Beginning in 1989 and continuing into the 1990s Coleman published a number of collections, including The Dicksboro Hotel & Other Travels: Poems (1989), African Sleeping Sickness: Stories & Poems (1990), Hand Dance (1993), and American Sonnets, a chapbook of 24 poems (1994). These volumes feature often anthologized poems like "Emmett Till" (1990), "American Sonnet 10" (1993), and "Today I Am a Homicide in the North of the City" (1990). Yet it was not until Coleman published Bathwater Wine in 1998 that she won national acclaim for her work. This volume earned Coleman the 1999 Lenore Marshall National Poetry prize from the Academy of American Poets.

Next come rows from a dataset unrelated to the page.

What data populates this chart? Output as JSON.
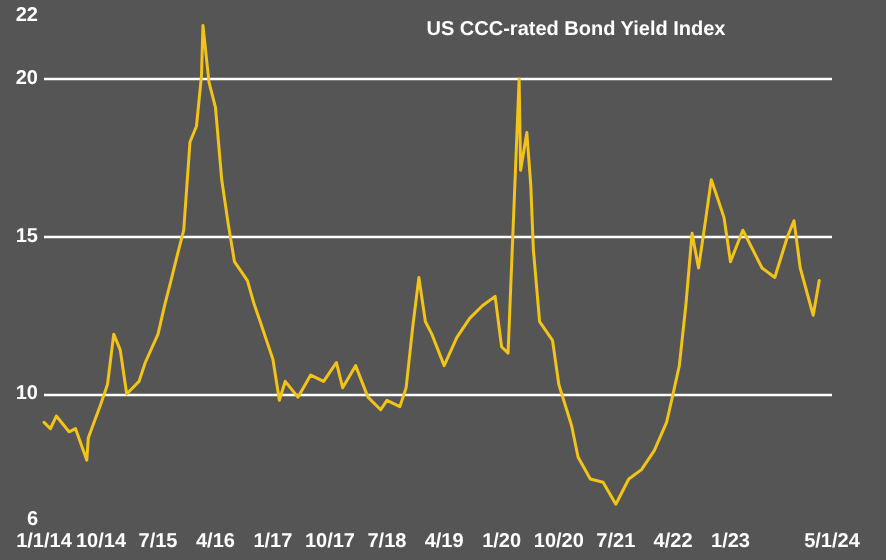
{
  "chart_data": {
    "type": "line",
    "title": "US CCC-rated Bond Yield Index",
    "x": [
      "2014-01",
      "2014-02",
      "2014-03",
      "2014-05",
      "2014-06",
      "2014-07-25",
      "2014-08",
      "2014-10",
      "2014-11",
      "2014-12",
      "2015-01",
      "2015-02",
      "2015-04",
      "2015-05",
      "2015-07",
      "2015-08",
      "2015-09",
      "2015-10",
      "2015-11",
      "2015-12",
      "2016-01",
      "2016-01-25",
      "2016-02",
      "2016-03",
      "2016-04",
      "2016-05",
      "2016-06",
      "2016-07",
      "2016-09",
      "2016-10",
      "2016-11",
      "2017-01",
      "2017-02",
      "2017-03",
      "2017-05",
      "2017-07",
      "2017-09",
      "2017-11",
      "2017-12",
      "2018-02",
      "2018-04",
      "2018-06",
      "2018-07",
      "2018-09",
      "2018-10",
      "2018-11",
      "2018-12",
      "2019-01",
      "2019-02",
      "2019-04",
      "2019-06",
      "2019-08",
      "2019-10",
      "2019-12",
      "2020-01",
      "2020-02",
      "2020-03-25",
      "2020-04",
      "2020-05",
      "2020-05-20",
      "2020-06",
      "2020-07",
      "2020-09",
      "2020-10",
      "2020-12",
      "2021-01",
      "2021-03",
      "2021-05",
      "2021-07",
      "2021-09",
      "2021-11",
      "2022-01",
      "2022-03",
      "2022-04",
      "2022-05",
      "2022-06",
      "2022-07",
      "2022-08",
      "2022-09",
      "2022-10",
      "2022-11",
      "2022-12",
      "2023-01",
      "2023-03",
      "2023-04",
      "2023-06",
      "2023-08",
      "2023-10",
      "2023-11",
      "2023-12",
      "2024-02",
      "2024-03"
    ],
    "series": [
      {
        "color": "#f2c318",
        "values": [
          9.1,
          8.9,
          9.3,
          8.8,
          8.9,
          7.9,
          8.6,
          9.7,
          10.3,
          11.9,
          11.4,
          10.0,
          10.4,
          11.0,
          11.9,
          12.8,
          13.6,
          14.4,
          15.2,
          18.0,
          18.5,
          20.1,
          21.7,
          19.9,
          19.1,
          16.8,
          15.4,
          14.2,
          13.6,
          12.9,
          12.3,
          11.1,
          9.8,
          10.4,
          9.9,
          10.6,
          10.4,
          11.0,
          10.2,
          10.9,
          9.9,
          9.5,
          9.8,
          9.6,
          10.2,
          12.1,
          13.7,
          12.3,
          11.9,
          10.9,
          11.8,
          12.4,
          12.8,
          13.1,
          11.5,
          11.3,
          20.0,
          17.1,
          18.3,
          16.6,
          14.6,
          12.3,
          11.7,
          10.3,
          9.0,
          8.0,
          7.3,
          7.2,
          6.5,
          7.3,
          7.6,
          8.2,
          9.1,
          10.0,
          10.9,
          12.8,
          15.1,
          14.0,
          15.4,
          16.8,
          16.2,
          15.6,
          14.2,
          15.2,
          14.8,
          14.0,
          13.7,
          15.0,
          15.5,
          14.0,
          12.5,
          13.6
        ]
      }
    ],
    "xlim": [
      "2014-01-01",
      "2024-05-01"
    ],
    "xticks": [
      {
        "value": "2014-01-01",
        "label": "1/1/14"
      },
      {
        "value": "2014-10-01",
        "label": "10/14"
      },
      {
        "value": "2015-07-01",
        "label": "7/15"
      },
      {
        "value": "2016-04-01",
        "label": "4/16"
      },
      {
        "value": "2017-01-01",
        "label": "1/17"
      },
      {
        "value": "2017-10-01",
        "label": "10/17"
      },
      {
        "value": "2018-07-01",
        "label": "7/18"
      },
      {
        "value": "2019-04-01",
        "label": "4/19"
      },
      {
        "value": "2020-01-01",
        "label": "1/20"
      },
      {
        "value": "2020-10-01",
        "label": "10/20"
      },
      {
        "value": "2021-07-01",
        "label": "7/21"
      },
      {
        "value": "2022-04-01",
        "label": "4/22"
      },
      {
        "value": "2023-01-01",
        "label": "1/23"
      },
      {
        "value": "2024-05-01",
        "label": "5/1/24"
      }
    ],
    "ylim": [
      6,
      22
    ],
    "yticks": [
      6,
      10,
      15,
      20,
      22
    ],
    "grid": "y",
    "marker": "none",
    "line_style": "solid"
  }
}
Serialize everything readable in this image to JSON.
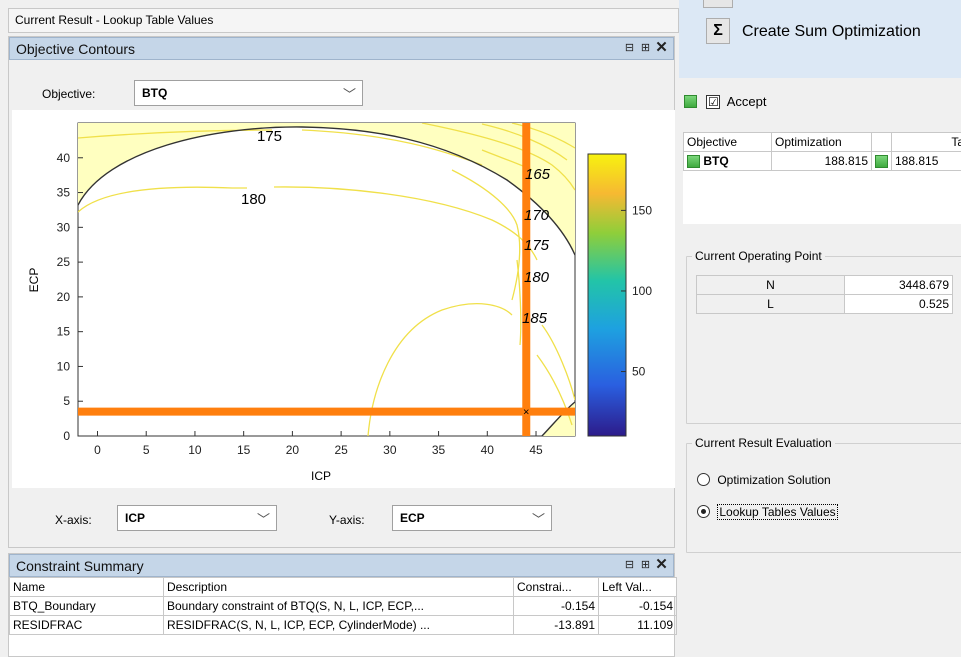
{
  "window": {
    "current_result_title": "Current Result - Lookup Table Values"
  },
  "objective_panel": {
    "title": "Objective Contours",
    "objective_label": "Objective:",
    "objective_value": "BTQ",
    "x_axis_label": "X-axis:",
    "x_axis_value": "ICP",
    "y_axis_label": "Y-axis:",
    "y_axis_value": "ECP"
  },
  "panel_buttons": {
    "float": "⊟",
    "dock": "⊞",
    "close": "✕"
  },
  "chart_data": {
    "type": "contour",
    "xlabel": "ICP",
    "ylabel": "ECP",
    "xlim": [
      -2,
      49
    ],
    "ylim": [
      0,
      45
    ],
    "x_ticks": [
      "0",
      "5",
      "10",
      "15",
      "20",
      "25",
      "30",
      "35",
      "40",
      "45"
    ],
    "y_ticks": [
      "0",
      "5",
      "10",
      "15",
      "20",
      "25",
      "30",
      "35",
      "40"
    ],
    "contour_labels": [
      "175",
      "180",
      "165",
      "170",
      "175",
      "180",
      "185"
    ],
    "colorbar_ticks": [
      "50",
      "100",
      "150"
    ],
    "colorbar_range": [
      10,
      185
    ],
    "crosshair": {
      "x": 44,
      "y": 3.5
    },
    "colors": {
      "constraint_line": "#ff7f0e",
      "boundary": "#333333",
      "infeasible_fill": "#ffffc0",
      "contour": "#f0e04a"
    }
  },
  "constraint_summary": {
    "title": "Constraint Summary",
    "columns": [
      "Name",
      "Description",
      "Constrai...",
      "Left Val..."
    ],
    "rows": [
      [
        "BTQ_Boundary",
        "Boundary constraint of BTQ(S, N, L, ICP, ECP,...",
        "-0.154",
        "-0.154"
      ],
      [
        "RESIDFRAC",
        "RESIDFRAC(S, N, L, ICP, ECP, CylinderMode) ...",
        "-13.891",
        "11.109"
      ]
    ]
  },
  "right": {
    "sum_button_icon": "Σ",
    "sum_button_label": "Create Sum Optimization",
    "accept_label": "Accept",
    "accept_checked": "☑",
    "objective_table": {
      "columns": [
        "Objective",
        "Optimization",
        "",
        "Table"
      ],
      "rows": [
        [
          "BTQ",
          "188.815",
          "",
          "188.815"
        ]
      ]
    },
    "operating_point": {
      "title": "Current Operating Point",
      "rows": [
        [
          "N",
          "3448.679"
        ],
        [
          "L",
          "0.525"
        ]
      ]
    },
    "evaluation": {
      "title": "Current Result Evaluation",
      "options": [
        "Optimization Solution",
        "Lookup Tables Values"
      ],
      "selected": "Lookup Tables Values"
    }
  }
}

A five-part bildungsroman, Bathwater Wine features a young black girl's uneasy transition to womanhood amid urban strife and luckless relationships. The first and second parts, "Dreamwalk" and "Disclosures," define the growing pains of a young girl's elementary and junior high school years, profile her father's futile struggles to halt the grinding poverty of their lives, and document her introduction to racial prejudice. In "Chapter 2 of the Story" a ten-year-old black girl is plagued by a white librarian whose "gray eyes policed me thru the stacks like dobermans" until the librarian finally "decided/she'd misjudged her little colored girl." The third section is titled "More American Sonnets (26–86)," and the fourth part "God Bless the Fire." In the fifth section, "Thirteen Ways of Looking at a Bluesbird," the girl responds to the riveting blues of adulthood. The poems in this section reflect the irony, anger, and outrage that epitomize Coleman's poetry. The opening poem, "Late Broadcast News," features the lines "six black men were killed and more than a hundred blacks were arrested when rioting started following the death of a 16-year-old mentally retarded black detainee in the country prison & the dead were all shot in the back."

In Bathwater Wine, as in many Coleman volumes, much of the urban action is centered in and around cars, the single visible possession of the economically deprived characters. In poems like "I Remember Romance in the Chevy Graveyard" a teenage girl recalls how "the spurs on his black leather boots jangled as/one scratched the door handle and the other/kept hitting the brake pedal." In "The Broken Car Window" a young couple tries to recapture teenage romance at a drive-in movie, and in "Closing Time" a work-weary waitress locking up the restaurant mulls, "at Trinity & Santa Barbara/the last clunker on the black top is mine." These poems recall earlier Coleman poems with cars as riveting images, as, for example, when the speaker in "I Live for My Car" states, "can't let go of it. to live is to drive." The poem "Parked" opens, "loud. Funk blast thru walls/I feel it clear across the street/in the car."

Coleman has not received the critical attention that is essential for a full explication of her work, perhaps because she crafts her poetry as recordings and photographs of America's voiceless and invisible impoverished underclass of blacks, the poor, women, and children. Coleman's stance is tough, but her work reflects a poet committed to honing a craft that gives voice and visibility to a little known community of Americans.